Simon is a quiet, unassuming garbage man supporting his clinically depressed mother and his bored, over sexed sister. They have a new tenant in their cheap and damp basement apartment; an ex-convict sex offender, a colossal egomaniac, a loud, chain-smoking, beer-guzzling self-styled guerrilla intellectual named Henry Fool.

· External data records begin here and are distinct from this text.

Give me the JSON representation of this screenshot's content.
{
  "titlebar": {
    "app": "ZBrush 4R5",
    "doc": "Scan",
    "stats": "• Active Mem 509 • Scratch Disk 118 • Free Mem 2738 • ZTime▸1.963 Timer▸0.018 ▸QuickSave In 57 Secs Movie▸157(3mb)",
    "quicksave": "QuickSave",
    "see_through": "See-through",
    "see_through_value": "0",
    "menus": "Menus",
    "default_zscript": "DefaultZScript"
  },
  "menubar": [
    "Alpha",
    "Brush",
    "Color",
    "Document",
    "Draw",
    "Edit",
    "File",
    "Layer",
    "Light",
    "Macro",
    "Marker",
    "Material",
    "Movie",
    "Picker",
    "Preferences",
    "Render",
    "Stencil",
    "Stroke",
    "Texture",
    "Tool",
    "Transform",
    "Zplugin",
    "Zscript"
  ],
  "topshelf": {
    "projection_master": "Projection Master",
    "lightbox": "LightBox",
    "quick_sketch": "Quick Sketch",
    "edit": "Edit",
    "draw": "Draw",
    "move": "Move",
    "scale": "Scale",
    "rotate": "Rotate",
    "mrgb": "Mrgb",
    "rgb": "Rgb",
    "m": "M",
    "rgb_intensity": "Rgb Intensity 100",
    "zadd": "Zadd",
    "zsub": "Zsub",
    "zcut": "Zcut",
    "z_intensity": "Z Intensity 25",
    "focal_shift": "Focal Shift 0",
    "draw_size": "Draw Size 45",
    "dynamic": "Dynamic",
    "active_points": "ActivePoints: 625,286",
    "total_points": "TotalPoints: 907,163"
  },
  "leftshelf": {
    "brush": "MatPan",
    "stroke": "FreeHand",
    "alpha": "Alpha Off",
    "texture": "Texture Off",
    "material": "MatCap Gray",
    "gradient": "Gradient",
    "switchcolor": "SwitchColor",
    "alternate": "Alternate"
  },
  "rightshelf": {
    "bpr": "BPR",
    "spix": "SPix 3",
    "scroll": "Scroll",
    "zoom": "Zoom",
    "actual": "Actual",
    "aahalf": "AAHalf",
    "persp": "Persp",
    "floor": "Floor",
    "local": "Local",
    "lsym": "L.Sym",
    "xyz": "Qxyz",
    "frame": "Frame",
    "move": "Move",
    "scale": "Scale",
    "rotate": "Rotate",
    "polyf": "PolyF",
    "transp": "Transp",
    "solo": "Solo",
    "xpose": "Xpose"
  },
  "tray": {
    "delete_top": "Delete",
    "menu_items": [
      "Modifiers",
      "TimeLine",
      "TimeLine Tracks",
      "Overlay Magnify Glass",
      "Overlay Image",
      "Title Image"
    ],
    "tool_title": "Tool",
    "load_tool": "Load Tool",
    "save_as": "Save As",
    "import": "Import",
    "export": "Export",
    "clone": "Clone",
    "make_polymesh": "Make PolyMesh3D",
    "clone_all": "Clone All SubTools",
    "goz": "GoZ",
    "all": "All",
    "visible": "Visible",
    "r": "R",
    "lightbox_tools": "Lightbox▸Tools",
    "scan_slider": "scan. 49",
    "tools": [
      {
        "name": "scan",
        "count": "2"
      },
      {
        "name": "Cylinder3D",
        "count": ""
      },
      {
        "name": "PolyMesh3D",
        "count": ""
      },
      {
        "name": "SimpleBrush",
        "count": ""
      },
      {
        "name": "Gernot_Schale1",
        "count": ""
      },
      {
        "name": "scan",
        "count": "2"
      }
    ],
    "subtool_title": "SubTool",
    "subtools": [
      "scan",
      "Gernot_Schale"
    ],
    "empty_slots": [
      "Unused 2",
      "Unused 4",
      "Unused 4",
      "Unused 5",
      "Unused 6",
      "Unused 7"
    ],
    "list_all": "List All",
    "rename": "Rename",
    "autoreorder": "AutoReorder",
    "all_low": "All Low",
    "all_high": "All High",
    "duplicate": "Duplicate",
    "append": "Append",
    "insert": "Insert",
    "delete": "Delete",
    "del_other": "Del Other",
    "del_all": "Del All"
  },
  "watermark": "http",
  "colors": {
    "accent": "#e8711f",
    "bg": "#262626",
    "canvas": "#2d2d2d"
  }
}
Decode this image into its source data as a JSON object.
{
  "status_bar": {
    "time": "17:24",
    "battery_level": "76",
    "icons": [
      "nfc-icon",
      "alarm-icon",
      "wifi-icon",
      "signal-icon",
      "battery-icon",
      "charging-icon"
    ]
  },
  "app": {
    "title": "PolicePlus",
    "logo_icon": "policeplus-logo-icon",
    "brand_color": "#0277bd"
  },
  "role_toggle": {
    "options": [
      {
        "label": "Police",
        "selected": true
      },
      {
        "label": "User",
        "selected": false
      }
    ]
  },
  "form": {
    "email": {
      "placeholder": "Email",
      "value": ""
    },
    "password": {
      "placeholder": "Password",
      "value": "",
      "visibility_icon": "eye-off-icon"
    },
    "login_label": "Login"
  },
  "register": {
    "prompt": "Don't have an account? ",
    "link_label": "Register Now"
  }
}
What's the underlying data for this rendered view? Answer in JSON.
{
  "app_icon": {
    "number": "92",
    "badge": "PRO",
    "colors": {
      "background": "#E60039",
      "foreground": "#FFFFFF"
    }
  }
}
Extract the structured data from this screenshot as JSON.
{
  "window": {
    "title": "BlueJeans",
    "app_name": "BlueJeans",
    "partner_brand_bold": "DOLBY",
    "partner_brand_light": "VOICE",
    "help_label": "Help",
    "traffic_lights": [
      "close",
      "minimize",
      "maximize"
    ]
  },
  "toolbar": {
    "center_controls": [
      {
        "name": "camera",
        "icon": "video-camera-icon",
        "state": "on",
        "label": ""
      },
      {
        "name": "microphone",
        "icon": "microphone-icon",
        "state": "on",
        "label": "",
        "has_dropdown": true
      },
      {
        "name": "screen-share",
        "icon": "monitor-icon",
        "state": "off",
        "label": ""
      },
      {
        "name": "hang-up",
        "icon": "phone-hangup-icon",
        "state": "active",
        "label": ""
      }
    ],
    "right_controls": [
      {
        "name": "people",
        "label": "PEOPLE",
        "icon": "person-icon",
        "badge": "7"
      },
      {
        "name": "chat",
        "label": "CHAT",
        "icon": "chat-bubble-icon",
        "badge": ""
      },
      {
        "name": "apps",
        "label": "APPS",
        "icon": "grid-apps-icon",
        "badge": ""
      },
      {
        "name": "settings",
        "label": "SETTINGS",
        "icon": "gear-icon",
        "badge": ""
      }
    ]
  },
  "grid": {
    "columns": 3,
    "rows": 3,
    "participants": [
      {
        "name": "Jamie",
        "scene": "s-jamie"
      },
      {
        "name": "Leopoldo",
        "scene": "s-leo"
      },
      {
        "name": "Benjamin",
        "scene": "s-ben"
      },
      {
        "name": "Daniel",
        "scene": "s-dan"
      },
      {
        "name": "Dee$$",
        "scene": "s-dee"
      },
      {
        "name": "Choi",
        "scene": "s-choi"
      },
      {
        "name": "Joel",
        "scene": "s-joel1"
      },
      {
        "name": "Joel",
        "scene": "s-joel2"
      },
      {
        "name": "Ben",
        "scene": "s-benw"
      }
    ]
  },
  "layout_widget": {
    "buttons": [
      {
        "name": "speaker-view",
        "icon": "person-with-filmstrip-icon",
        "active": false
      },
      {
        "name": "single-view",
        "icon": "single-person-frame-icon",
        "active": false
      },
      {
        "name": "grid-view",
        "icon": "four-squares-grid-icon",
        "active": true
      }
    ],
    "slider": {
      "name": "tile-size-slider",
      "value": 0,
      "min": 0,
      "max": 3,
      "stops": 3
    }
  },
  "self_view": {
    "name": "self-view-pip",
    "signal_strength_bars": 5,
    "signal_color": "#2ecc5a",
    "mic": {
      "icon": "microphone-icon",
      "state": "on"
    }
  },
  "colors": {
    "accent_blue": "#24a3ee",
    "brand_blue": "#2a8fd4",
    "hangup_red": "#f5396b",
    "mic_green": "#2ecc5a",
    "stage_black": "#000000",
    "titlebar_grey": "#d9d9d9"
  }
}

Nobody knows where he comes from and nobody knows when he’ll leave. But in the meantime, he’ll explode the lives of everyone he comes into contact with. Writing his controversial “Confession”, a sprawling opus, which he expects, will create a sensation, like the immortal writings of the Marquis de Sade or the confessions of Jean-Jacques Rousseau, Henry Fool takes Simon under his wing and helps the young garbage man overcome his low self-esteem by urging him to write down his thoughts.

The result is a book-length manifesto, an epic poem of startling significance to some, and utter menace to others. It makes Simon world famous overnight while Henry’s “Confession” is dismissed as inept and pretentious.

Their friendship is tested.

Together, Simon and Henry endure tragedy and celebration, life and death. Henry Fool changes everyone’s life in this small and normal suburban community and, in the end, vanishes in the same furious and mysterious way he entered it; perfectly honest, totally outrageous, and in really big trouble.